= Mario Canali =

Italian painter (born 1952)

Mario Canali (born 1952) is an Italian digital artist and painter. He began his artistic career in 1975 as a painter. Shortly thereafter, he turned his attention to electronic and digital art and is considered one of the pioneers of that art form.

==Biography==

From 2085 to 1996, together with his colleagues Flavia Alman, Sabine Reiff and Riccardo Sinigaglia, he was part of the Correnti Magnetiche Research and Electronic Art Group. The works produced by the group received many awards at such international exhibitions as SIGGRAPH in Los Angeles, Ars Electronica in Linz, Imagina in Monte Carlo and Nastro d'Argento in Rome.

In 1989, Mr. Canali was awarded the Immagine Elettronica Prize in Ferrara for his pioneering work in electronic art. In 1993, working in collaboration with acclaimed computer scientist Marcello Campione, he created Satori, a revolutionary installation that featured the usage of immersive virtual reality for artistic and expressive purposes.

In 1994, he founded Studio Canali with the goal of creating interactive installations capable of sensing psychophysical parameters and expressing that data as displays of light, sound, images and video. Assisted by psychologist Elio Massironi, computer scientist Marcello Campione and cabinet maker Leonardo Aurelio, he created a series of innovative works that combined art with science and technology. These displays were experienced and enjoyed by thousands of people in a wide range of venues ranging from museums to private parties.

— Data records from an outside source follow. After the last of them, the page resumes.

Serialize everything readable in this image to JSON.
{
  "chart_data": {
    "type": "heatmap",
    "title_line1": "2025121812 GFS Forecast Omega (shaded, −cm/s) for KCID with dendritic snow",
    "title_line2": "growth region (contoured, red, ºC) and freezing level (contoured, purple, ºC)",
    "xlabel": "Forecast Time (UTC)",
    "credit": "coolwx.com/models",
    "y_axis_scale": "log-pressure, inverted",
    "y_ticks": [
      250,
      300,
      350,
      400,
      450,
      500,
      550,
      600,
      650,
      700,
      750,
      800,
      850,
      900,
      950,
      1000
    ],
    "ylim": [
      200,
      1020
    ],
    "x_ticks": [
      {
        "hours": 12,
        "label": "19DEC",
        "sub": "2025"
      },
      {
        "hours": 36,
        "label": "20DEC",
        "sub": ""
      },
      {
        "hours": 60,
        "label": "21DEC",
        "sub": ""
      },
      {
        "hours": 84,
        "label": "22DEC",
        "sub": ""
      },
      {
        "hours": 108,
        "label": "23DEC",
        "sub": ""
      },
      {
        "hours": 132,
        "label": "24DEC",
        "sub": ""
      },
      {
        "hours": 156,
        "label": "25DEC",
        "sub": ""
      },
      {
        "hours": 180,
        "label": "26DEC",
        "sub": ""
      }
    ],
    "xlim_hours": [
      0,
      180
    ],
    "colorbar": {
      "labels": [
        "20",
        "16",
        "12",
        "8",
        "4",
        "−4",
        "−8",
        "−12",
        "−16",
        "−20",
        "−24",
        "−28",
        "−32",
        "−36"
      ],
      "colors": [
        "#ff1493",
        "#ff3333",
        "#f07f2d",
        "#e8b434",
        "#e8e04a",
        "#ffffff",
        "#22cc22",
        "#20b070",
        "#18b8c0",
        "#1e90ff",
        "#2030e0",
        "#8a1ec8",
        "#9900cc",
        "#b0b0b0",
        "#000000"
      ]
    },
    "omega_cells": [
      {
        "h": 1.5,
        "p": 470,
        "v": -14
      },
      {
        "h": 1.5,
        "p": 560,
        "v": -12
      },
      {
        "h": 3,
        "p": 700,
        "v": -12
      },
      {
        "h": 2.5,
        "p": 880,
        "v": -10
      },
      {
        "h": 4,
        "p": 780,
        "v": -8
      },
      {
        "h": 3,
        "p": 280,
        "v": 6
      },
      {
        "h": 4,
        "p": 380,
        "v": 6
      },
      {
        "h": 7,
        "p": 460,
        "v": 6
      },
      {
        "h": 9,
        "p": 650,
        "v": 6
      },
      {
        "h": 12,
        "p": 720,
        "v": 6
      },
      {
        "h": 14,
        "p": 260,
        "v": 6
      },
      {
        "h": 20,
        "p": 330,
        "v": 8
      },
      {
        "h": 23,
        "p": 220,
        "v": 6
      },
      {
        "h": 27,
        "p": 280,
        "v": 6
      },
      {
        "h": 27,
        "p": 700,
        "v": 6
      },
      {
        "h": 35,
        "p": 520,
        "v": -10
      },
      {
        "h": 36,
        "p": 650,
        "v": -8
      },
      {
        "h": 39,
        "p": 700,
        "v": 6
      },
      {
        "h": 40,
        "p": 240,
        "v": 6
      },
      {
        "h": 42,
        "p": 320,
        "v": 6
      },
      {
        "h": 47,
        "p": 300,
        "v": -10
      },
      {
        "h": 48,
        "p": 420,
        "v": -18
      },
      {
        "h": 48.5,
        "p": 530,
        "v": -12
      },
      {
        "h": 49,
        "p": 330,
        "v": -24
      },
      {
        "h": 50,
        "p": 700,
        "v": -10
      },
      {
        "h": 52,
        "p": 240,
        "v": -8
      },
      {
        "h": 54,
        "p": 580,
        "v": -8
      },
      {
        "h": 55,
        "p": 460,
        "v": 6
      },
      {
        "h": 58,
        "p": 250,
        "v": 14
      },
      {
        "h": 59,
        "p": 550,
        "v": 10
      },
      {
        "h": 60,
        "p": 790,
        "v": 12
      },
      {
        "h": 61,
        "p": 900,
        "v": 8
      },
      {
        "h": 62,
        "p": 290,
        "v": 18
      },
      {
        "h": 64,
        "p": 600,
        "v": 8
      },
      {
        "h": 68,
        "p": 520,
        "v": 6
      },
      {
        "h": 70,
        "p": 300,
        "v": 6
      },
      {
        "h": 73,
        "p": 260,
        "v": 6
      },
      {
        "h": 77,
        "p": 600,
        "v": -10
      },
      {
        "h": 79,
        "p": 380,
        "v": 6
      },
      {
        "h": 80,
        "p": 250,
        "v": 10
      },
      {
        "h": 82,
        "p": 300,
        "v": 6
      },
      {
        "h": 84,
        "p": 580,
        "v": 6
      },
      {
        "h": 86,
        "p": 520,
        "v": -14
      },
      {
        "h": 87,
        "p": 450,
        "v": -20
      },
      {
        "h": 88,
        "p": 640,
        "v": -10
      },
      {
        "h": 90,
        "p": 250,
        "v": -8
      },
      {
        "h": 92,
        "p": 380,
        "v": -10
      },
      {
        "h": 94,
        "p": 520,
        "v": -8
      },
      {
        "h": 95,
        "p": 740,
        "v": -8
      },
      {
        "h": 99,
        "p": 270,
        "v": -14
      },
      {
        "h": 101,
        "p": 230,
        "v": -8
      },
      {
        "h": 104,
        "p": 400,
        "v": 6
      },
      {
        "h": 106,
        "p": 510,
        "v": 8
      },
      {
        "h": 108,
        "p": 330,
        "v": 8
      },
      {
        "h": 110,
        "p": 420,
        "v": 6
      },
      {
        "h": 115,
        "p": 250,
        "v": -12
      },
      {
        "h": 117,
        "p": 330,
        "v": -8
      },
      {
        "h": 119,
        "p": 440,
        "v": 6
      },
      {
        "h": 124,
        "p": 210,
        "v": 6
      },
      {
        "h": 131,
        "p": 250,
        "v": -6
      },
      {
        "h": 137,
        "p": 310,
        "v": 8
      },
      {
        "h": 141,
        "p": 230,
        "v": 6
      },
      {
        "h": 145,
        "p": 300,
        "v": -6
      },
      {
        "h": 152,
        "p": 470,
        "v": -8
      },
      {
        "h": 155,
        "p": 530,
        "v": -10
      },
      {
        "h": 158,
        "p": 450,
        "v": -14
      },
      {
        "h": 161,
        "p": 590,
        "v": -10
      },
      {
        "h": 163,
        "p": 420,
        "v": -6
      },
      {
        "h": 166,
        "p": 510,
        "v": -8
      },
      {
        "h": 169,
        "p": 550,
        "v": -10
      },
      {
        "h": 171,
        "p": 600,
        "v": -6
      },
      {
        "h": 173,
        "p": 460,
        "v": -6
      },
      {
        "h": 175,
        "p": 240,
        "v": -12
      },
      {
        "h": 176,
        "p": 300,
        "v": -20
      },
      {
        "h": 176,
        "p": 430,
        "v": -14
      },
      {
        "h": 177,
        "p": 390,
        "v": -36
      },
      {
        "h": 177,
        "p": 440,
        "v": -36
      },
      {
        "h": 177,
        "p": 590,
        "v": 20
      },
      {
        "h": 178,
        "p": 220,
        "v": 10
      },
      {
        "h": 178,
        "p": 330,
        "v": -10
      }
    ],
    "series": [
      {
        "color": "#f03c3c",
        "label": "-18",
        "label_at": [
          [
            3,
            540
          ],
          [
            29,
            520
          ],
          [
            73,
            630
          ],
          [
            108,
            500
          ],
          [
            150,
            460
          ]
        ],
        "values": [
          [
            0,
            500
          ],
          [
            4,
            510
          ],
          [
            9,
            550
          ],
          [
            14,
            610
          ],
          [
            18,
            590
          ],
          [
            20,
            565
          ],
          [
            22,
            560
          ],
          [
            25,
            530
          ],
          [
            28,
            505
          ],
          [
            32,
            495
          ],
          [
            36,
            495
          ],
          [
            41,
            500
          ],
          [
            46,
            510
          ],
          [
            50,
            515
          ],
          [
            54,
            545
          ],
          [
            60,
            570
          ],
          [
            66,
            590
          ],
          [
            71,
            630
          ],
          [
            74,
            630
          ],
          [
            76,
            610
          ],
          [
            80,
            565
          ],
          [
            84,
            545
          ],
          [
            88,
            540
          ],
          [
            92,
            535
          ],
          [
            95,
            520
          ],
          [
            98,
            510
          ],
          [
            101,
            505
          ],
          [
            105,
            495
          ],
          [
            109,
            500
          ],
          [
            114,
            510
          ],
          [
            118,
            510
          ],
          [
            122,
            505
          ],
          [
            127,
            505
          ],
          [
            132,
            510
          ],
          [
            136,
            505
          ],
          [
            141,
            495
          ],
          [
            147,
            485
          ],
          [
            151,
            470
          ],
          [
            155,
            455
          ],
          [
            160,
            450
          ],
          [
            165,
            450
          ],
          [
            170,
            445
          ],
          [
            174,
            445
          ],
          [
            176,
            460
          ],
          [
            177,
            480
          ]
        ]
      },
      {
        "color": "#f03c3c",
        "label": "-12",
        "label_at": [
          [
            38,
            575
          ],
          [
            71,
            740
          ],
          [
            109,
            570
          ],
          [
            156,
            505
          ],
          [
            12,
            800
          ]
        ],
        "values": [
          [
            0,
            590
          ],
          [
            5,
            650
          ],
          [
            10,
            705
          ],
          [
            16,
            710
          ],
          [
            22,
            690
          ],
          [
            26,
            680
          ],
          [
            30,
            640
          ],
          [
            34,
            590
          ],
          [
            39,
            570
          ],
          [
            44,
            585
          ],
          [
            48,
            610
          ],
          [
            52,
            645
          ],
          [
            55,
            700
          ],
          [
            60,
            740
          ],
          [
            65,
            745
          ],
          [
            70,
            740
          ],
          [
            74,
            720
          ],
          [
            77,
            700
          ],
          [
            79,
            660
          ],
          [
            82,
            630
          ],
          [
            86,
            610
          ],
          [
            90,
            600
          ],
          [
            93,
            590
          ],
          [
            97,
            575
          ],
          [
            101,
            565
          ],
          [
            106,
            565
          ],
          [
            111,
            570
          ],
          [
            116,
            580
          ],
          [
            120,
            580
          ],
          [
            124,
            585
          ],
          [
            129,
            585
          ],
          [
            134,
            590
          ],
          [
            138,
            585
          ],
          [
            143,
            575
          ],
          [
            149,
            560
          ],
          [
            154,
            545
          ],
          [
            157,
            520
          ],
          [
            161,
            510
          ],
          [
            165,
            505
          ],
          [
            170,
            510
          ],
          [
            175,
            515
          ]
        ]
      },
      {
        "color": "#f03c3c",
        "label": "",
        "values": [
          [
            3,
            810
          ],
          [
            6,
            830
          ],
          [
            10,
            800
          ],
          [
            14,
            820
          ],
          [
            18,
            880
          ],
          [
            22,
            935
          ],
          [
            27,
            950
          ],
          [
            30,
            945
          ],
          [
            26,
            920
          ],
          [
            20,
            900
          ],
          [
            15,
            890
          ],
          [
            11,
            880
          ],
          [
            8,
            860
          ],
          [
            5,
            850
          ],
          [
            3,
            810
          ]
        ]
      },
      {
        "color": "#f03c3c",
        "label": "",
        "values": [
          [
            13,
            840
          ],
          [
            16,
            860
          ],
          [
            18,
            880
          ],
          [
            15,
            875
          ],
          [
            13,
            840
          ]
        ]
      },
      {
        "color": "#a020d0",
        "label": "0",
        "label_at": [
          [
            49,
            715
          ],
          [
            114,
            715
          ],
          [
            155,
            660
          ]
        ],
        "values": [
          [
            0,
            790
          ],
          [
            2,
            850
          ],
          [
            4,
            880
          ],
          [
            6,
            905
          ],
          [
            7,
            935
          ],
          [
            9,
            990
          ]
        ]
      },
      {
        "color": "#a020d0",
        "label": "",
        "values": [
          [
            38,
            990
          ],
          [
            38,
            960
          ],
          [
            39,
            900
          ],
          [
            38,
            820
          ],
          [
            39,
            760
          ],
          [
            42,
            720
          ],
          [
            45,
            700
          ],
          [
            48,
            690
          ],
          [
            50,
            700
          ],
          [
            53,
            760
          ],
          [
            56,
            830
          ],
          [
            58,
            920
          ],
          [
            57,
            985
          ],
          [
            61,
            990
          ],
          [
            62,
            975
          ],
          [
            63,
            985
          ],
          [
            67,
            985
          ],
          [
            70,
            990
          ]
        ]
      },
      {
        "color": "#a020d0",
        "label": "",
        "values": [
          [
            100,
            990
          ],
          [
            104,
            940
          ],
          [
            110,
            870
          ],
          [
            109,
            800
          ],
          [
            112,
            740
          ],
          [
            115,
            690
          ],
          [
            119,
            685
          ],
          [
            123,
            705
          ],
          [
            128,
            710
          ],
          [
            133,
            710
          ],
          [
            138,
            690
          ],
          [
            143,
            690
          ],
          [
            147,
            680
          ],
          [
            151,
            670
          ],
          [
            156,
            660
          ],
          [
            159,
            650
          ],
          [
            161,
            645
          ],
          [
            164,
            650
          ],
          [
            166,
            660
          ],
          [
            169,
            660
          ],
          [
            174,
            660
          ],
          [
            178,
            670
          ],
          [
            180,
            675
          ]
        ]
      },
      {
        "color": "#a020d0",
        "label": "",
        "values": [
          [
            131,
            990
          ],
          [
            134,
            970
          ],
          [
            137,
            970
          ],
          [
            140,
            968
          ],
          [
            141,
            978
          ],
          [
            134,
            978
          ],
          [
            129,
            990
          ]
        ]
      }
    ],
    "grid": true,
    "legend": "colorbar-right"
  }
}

Since 1998, the company has focused on creating interactive installations enhanced by the use of technologies and the diffusion of digital thought as a means of promoting social interactions. In 1999 he designed the Cultural Entertainment Centre in an abandoned industrial area in Sesto San Giovanni in conjunction with the Reload Cultural Association.

From 2000 to 2002, he created and managed Ludiialydis with performer Xena Zupanic: a psycho-bar, meeting place, experimentation and event production centre. In 2003 - 2004 he began the Arcnaut project, organizing a series of events focused on the conceptual understanding of art, science and philosophy and the interaction of these dynamics. In 2004 he began the restoration of a facility in Milan that would serve as a show space for these creative projects as well as house his research and development activities. The new Studio Canali is both a residence and a public meeting place; A painting studio and a research facility; An art gallery and an exhibition space. It was inaugurated in the spring of 2007.

Mr. Canali also serves as a guest lecturer at the Multimedia Department of Brera Fine Arts Academy and ‘Cognitive Environments and Emotional Sceneries’ at the Digital Environment Design Master of the NABA Academy of Arts and Design in Milan where he lectures on such topics as "Art and the Paradigms of Complexity".